Information Security (InsoSec)
Information Security (InsoSec) is the state of a data owner or custodian’s protection against threats to data under its charge. Today the term refers mainly to the practice of securing electronic data.
InfoSec is sometimes discussed as requiring three essential pillars called the CIA triad: confidentiality, integrity, and availability. Enterprises need data to adhere to these three pillars to function optimally. Implicit is that a balance among these pillars should be reached, with data of a certain kind being (1) available but secure, (2) viewable but not to anyone, (3) shareable but with limits to how and who may transmit it, and the like.

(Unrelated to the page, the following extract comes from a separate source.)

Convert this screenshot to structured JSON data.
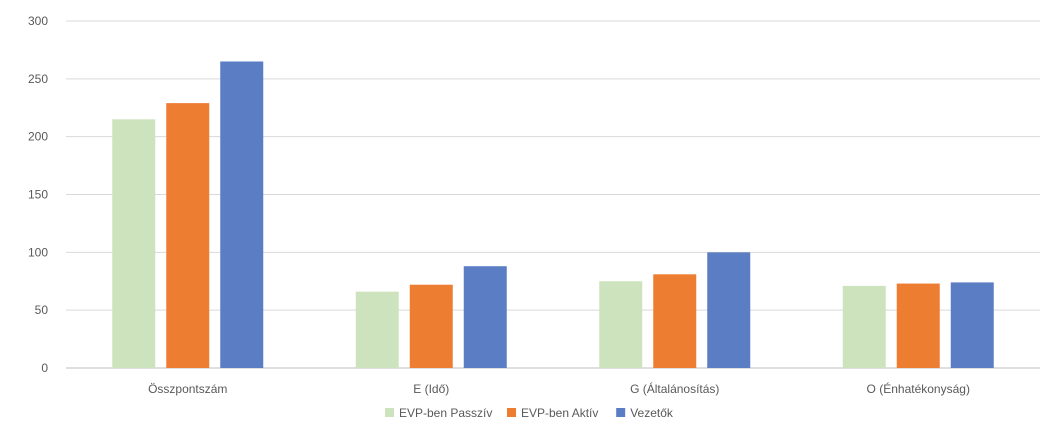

Large enterprises that hold large stockpiles of data as their business or to conduct business often have a dedicated InfoSec team, sometimes distributed among core functions such as identity and access management (IAM); governance, risk, and compliance; incident response and forensic analysis; architecture and policy; data loss prevention; penetration testing (pen-testing); secure application development; secure development operations (DevOps).
Small and midsize businesses (SMBs) often rely on vendors to provide them security solutions that integrate with SMBs internal environments and customer applications. These can be purchased off the shelf or they can be a security-as-a-service (SECaaS) subscription.
“A lot of infosec is akin to rearranging deck chairs on The Titanic. While there is no shortage of solutions on the market, few of them address the root causes of credential stuffing, phishing, and account takeover.”